To understand this, it is sufficient to look into the Constitution, to the Part ‘Rights, freedoms and duties of man and citizen’. I recommend the authorities including the Presi-dent to look through this part and think how the laws are obeyed:

•  Article 24. Equality of citizens’ rights, their equality before the law. – Systematic discrimination of citizens concerning propiska.

•  Article 25. A citizen of Ukraine may not be deprived of citizenship. – A new version of the law on citizenship, adopted in 1997, essentially diminishes the set of citizens who had the right of citizenship in 1991. On the basis of this new version bodies of internal affairs deprive of the Ukrainian citizenship those people who resided on the territory of Ukraine at the moment of the appearance of the independent Ukraine, but had no permanent propiska.

•  Article 29. The right for freedom and personal immunity. – This article is not operable, since in transitive instructions it is stipulated that the existing order of arrest, detainment and keep-ing in custody will be preserved during five years. However, the President is not worried by the rightness position of the majority of citizens, he is worried that a few citizens (MPs) still have their personal immunity.

•  Article 30. Guarantee of the sanctity of home. – This article is not operable by the same reason that Article 29.

•  Articles 31, 32. Guarantee of privacy of written correspondence, telephone conversations, etc., non-interference to personal and family life. – The Supreme Rada adopted corrections to the law on ODA that restricted the opportunities of law-enforcing structures to abuse the privacy, but these corrections were twice vetoed by the President (see the rumors on the ‘bad’ Parliament and the ’good’ President).

•  Article 33. Free choice of the place of residence. – The organs of the Ministry of Interior through the institute of propiska directly abuse it. Citizens, who reside not in the place where it is permitted by the authorities, are fined by Article 197 of the Administrative Code.

•  Article 57. Every citizen is guaranteed to know his rights and duties. – Up to now nothing is published about the procedure of getting a propiska (propiska is ruled by secret instructions of the Ministry of Interior which leaves a large margin for arbitrary actions).
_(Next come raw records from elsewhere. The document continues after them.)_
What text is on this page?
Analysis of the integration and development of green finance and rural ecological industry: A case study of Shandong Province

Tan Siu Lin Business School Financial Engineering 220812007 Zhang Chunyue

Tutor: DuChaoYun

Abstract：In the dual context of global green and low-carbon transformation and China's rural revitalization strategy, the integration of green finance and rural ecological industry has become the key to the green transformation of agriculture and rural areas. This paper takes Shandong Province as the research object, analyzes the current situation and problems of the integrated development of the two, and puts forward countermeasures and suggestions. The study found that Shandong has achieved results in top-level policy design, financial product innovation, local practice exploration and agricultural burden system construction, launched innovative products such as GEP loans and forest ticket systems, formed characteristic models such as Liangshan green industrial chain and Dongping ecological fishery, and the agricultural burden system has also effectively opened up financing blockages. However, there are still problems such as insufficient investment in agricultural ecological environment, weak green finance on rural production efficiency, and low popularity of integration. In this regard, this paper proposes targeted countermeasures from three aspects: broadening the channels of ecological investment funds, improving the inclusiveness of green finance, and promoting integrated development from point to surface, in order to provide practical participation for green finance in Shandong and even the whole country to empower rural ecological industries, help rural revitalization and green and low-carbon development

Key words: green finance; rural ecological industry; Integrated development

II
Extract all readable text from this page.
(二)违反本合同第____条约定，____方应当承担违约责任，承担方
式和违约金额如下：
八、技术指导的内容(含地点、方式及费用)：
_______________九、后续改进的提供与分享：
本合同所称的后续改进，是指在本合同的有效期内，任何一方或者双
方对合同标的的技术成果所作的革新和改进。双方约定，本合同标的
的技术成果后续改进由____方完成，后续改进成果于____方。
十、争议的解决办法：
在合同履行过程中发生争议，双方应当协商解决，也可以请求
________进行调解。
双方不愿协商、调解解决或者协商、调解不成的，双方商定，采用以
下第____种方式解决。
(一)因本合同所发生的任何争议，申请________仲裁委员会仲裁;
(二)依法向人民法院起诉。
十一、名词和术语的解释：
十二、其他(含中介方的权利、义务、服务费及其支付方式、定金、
This list can be continued – and every item will prove that during four years since adoption of the Constitution practically nothing was done for protecting citizens’ rights. I also cannot recollect a single saying of our President on this topic. It seems that today’s abuse of citizens’ rights suits the President very well. The most shocking is that practically all state officers, with whom I had the honor to communicate, fully ignore the Constitution, referring at best to the obsolete laws, orders and instructions in the worst case they refer to the orders of their bosses. Up to now phrase jingles in my ears, which was pronounced by one zealous law-enforcer: ‘As a citizen of Ukraine I obey the Constitution, but as a state officer I obey orders and instructions from the top’. This atmosphere of universal anti-Constitutional attitude has penetrated all pores of our state, and propiska is only one demonstration. It is possible to say than trampling constitutional rights of citizens for the sake of some top state interests under the present President is made the state routine policy. It is sufficient to take any state agency document and you will find there reference to the ‘state interests’, but almost never to the Constitution. Ask any state officer why the Constitution is ignored, and he will answer that Constitution is a very respected document, but the bosses take you responsible for other, more practical matters. Instead of a democratic, socially oriented rightful state we had got a monster – anti-constitutional state of Ukraine. P.S. I am ready to regard Leonid Kuchma as a guarantor of the Constitution, if his personal efforts will permit me and other citizens of Ukraine to win in the nearest future one of the above-listed constitutional rights, which we have lost by efforts of petty bureaucrats appointed by the President. Let it be, for example, the right of free choice of the place of residence.